Not everyone is convinced about blocking unwanted content online, especially when done so by governments. The current US administration finds itself on the same side as some civil rights organisations – united in the concern about free speech online. One argument is that merely deleting content does not prevent the ideas from popping up on other platforms. Another controversial point is that it can be considered censorship. The narrative of unpopular messages being banned by `those at the top` can have counter-effective consequences and work as a recruitment pull-factor for right-wing extremist groups, shared Dr. Sharri Clark a US Government´s Senior Advisor for Cyber and CVE at the Internet Governance Forum in November.

As long as there is no universal regulation, Social Media companies have to define themselves what constitutes illegitimate content online – especially when it comes to blurry concepts of hate speech and fake news. Germany´s Network Enforcement Act which requires social media platforms to delete supposedly illegal content within 24 hours shall be extended and require the platform to pass on details of the account posting the content. The amendment of the 2018 enacted law is a direct consequence of the terror attack in Halle in October 2019. In case of systematic failure to take down the illegal content companies can face up to 50m EUR penalty fees. The intentions of the law are noble; however the execution in its current form can prompt a contraire effect. It can lead to over-reaction from the sides of the companies to delete questionable content in order to avoid paying fines.

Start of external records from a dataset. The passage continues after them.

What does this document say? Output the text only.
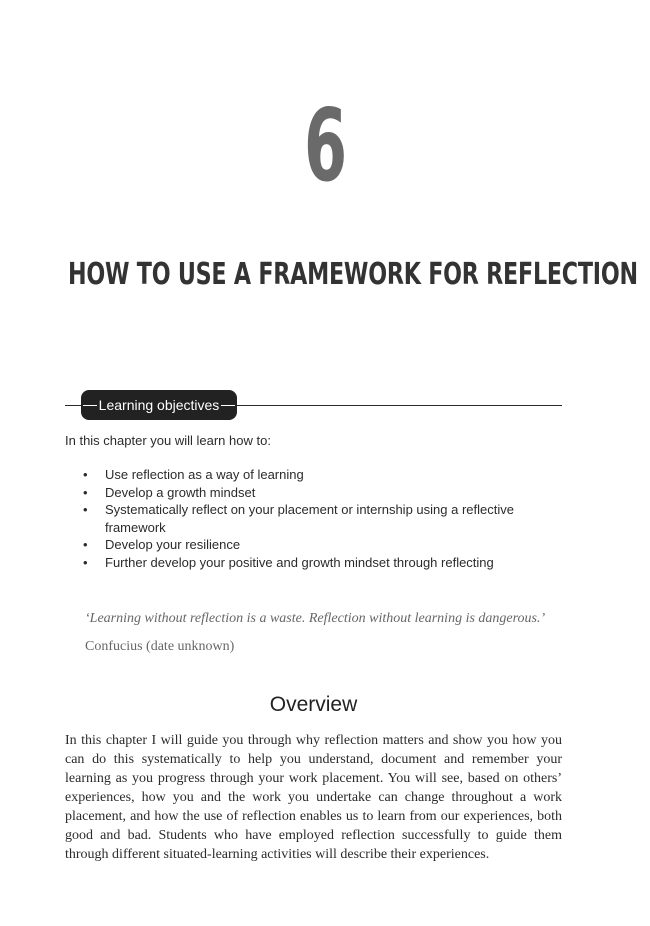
6
HOW TO USE A FRAMEWORK FOR REFLECTION
Learning objectives
In this chapter you will learn how to:
• Use reflection as a way of learning
• Develop a growth mindset
• Systematically reflect on your placement or internship using a reflective framework
• Develop your resilience
• Further develop your positive and growth mindset through reflecting
‘Learning without reflection is a waste. Reflection without learning is dangerous.’
Confucius (date unknown)
Overview

In this chapter I will guide you through why reflection matters and show you how you can do this systematically to help you understand, document and remember your learning as you progress through your work placement. You will see, based on others’ experiences, how you and the work you undertake can change throughout a work placement, and how the use of reflection enables us to learn from our experiences, both good and bad. Students who have employed reflection successfully to guide them through different situated-learning activities will describe their experiences.
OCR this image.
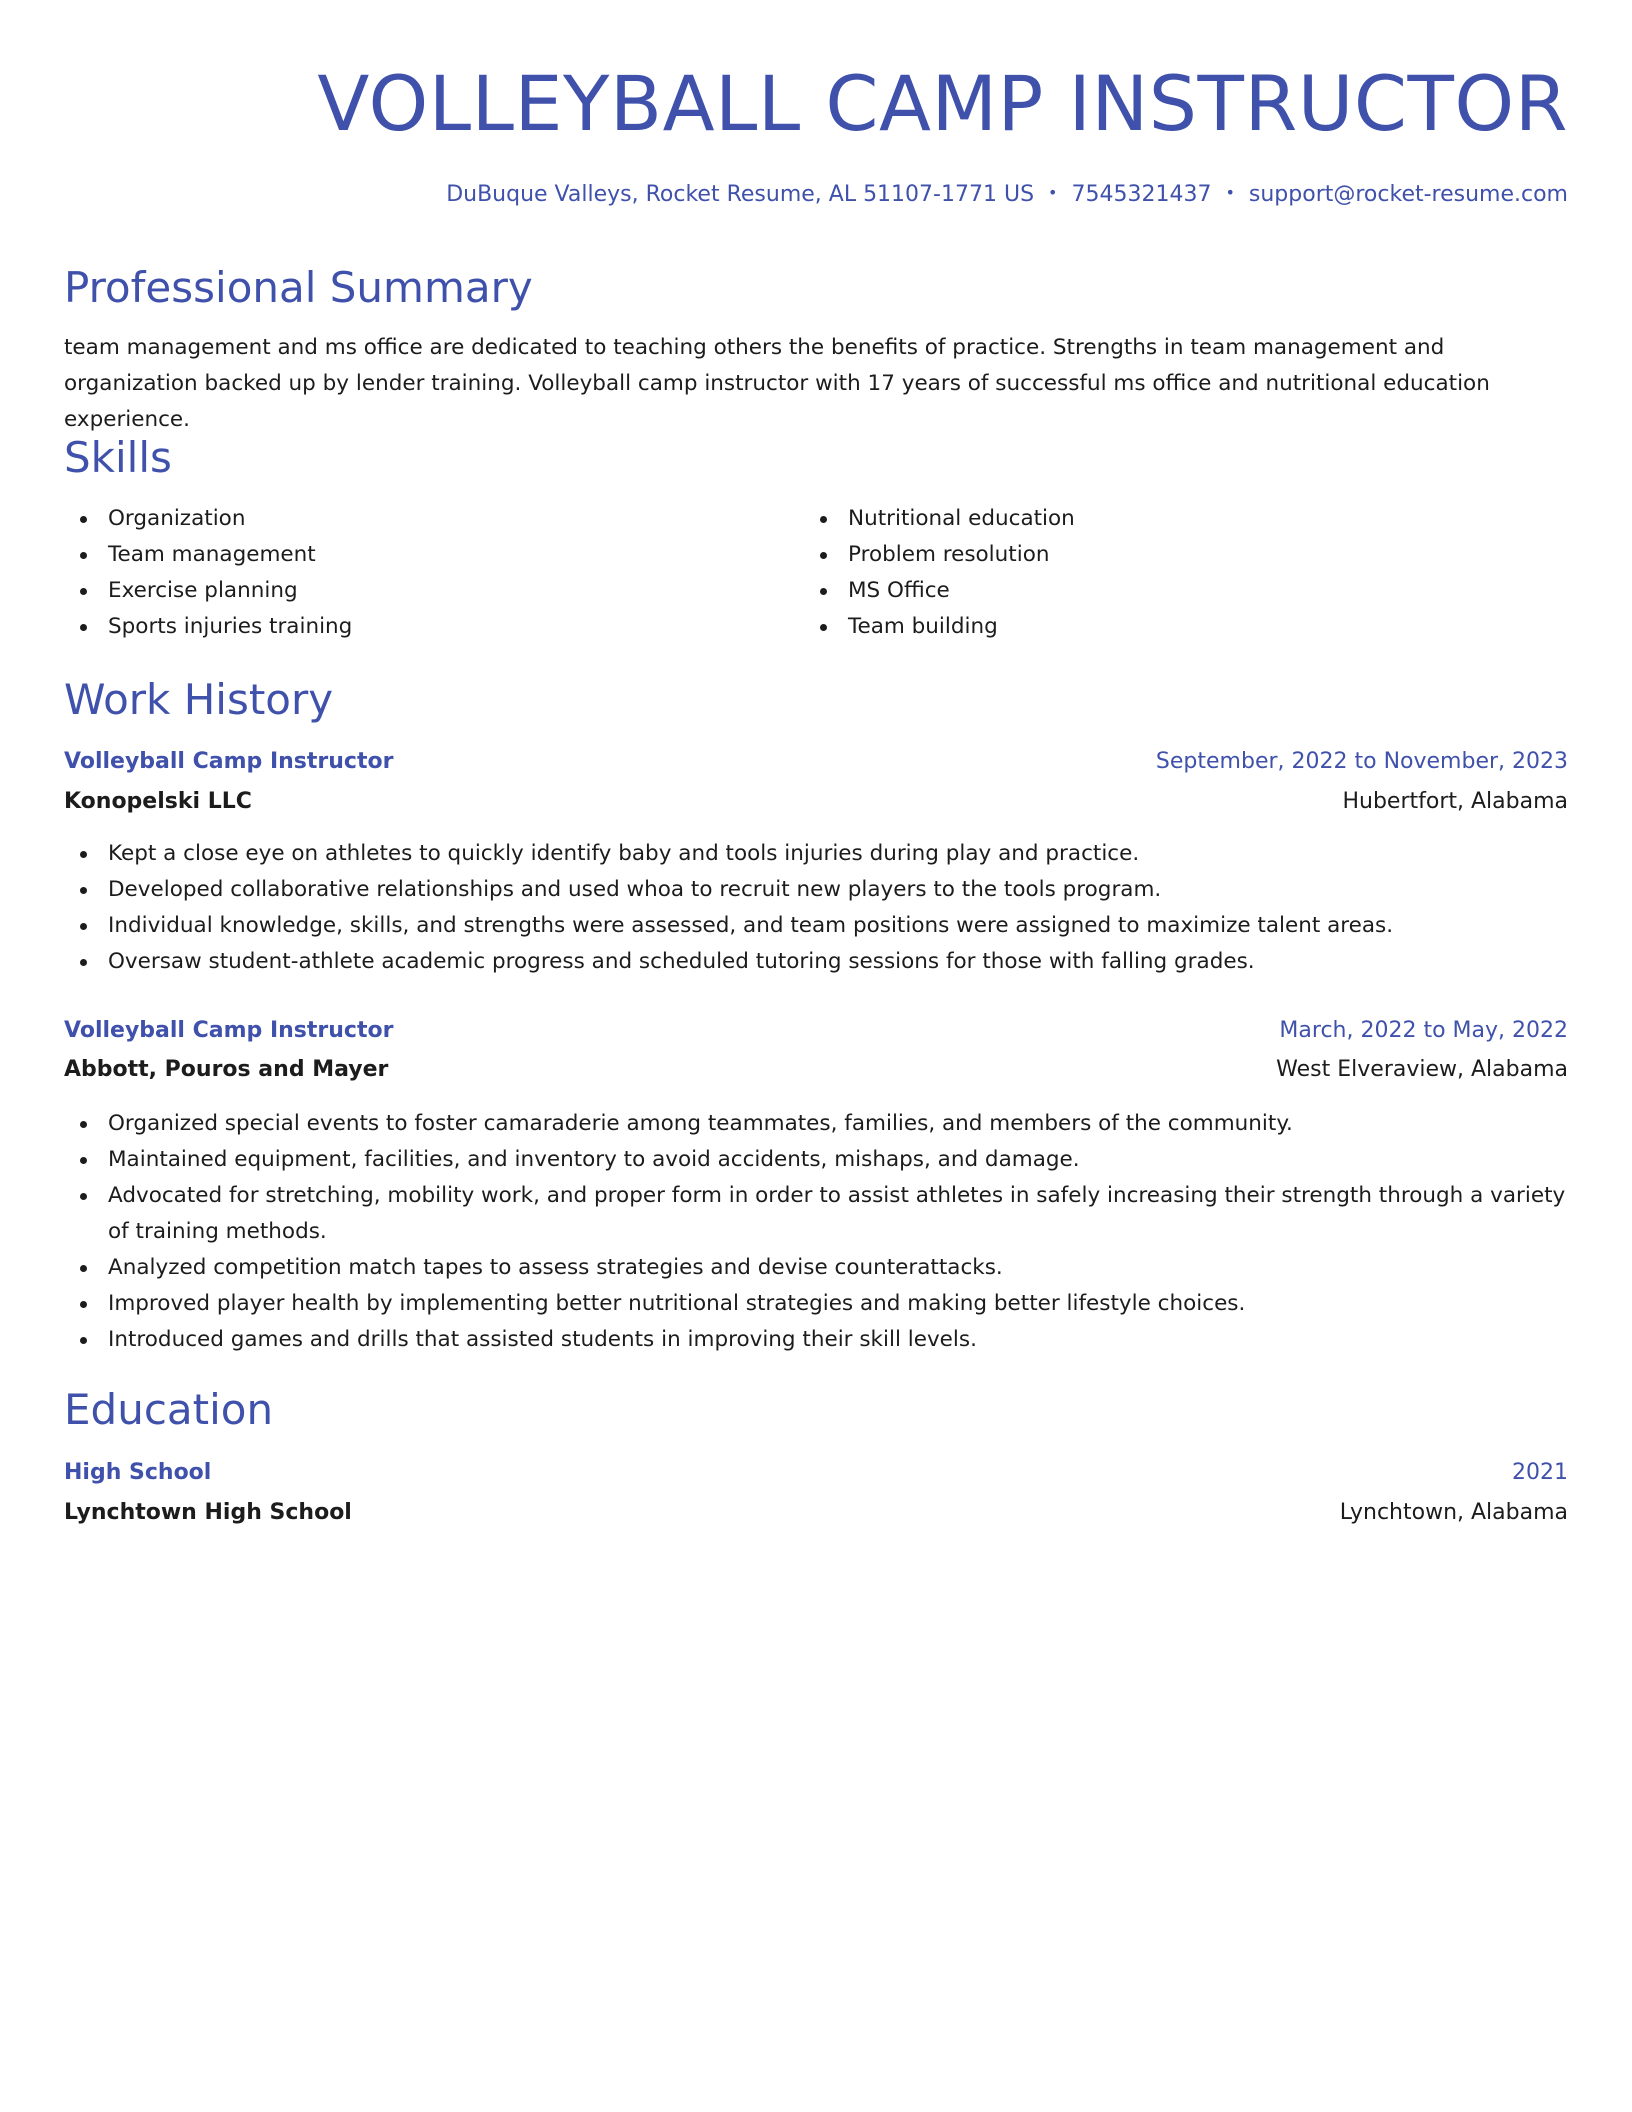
VOLLEYBALL CAMP INSTRUCTOR
DuBuque Valleys, Rocket Resume, AL 51107-1771 US • 7545321437 • support@rocket-resume.com
Professional Summary

team management and ms office are dedicated to teaching others the benefits of practice. Strengths in team management and organization backed up by lender training. Volleyball camp instructor with 17 years of successful ms office and nutritional education experience.

Skills
Organization
Team management
Exercise planning
Sports injuries training
Nutritional education
Problem resolution
MS Office
Team building
Work History
Volleyball Camp Instructor	September, 2022 to November, 2023
Konopelski LLC	Hubertfort, Alabama
Kept a close eye on athletes to quickly identify baby and tools injuries during play and practice.
Developed collaborative relationships and used whoa to recruit new players to the tools program.
Individual knowledge, skills, and strengths were assessed, and team positions were assigned to maximize talent areas.
Oversaw student-athlete academic progress and scheduled tutoring sessions for those with falling grades.
Volleyball Camp Instructor	March, 2022 to May, 2022
Abbott, Pouros and Mayer	West Elveraview, Alabama
Organized special events to foster camaraderie among teammates, families, and members of the community.
Maintained equipment, facilities, and inventory to avoid accidents, mishaps, and damage.
Advocated for stretching, mobility work, and proper form in order to assist athletes in safely increasing their strength through a variety of training methods.
Analyzed competition match tapes to assess strategies and devise counterattacks.
Improved player health by implementing better nutritional strategies and making better lifestyle choices.
Introduced games and drills that assisted students in improving their skill levels.
Education
High School	2021
Lynchtown High School	Lynchtown, Alabama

From a different point of view it allows bigger companies to pay their way out of trouble whereas it can break the neck of smaller ones.

The human brain is insufficient when required to make decisions based on large data sets, multiple conditions and uncertainty – which is in turn a speciality of algorithms. On the other hand, humans surpass technical solutions when there is not enough data. Algorithms are not able to decide whether one single piece of information is terrorist content, but they can do so when faced with large datasets. Machine Learning can help to search for patterns and keywords and organise vast amounts of data, but at some point in the chain, this always requires human analysis. A human can detect the nuances in sarcasm, hate speech and irony, for example. Thus, technical solutions must always be supervised. The danger that something gets lost in translation from the real world into the virtual world is simply too big. Without a doubt, the enabling aspects of the Internet for society shall be enhanced and strengthened and therefore malicious content must be met with determination.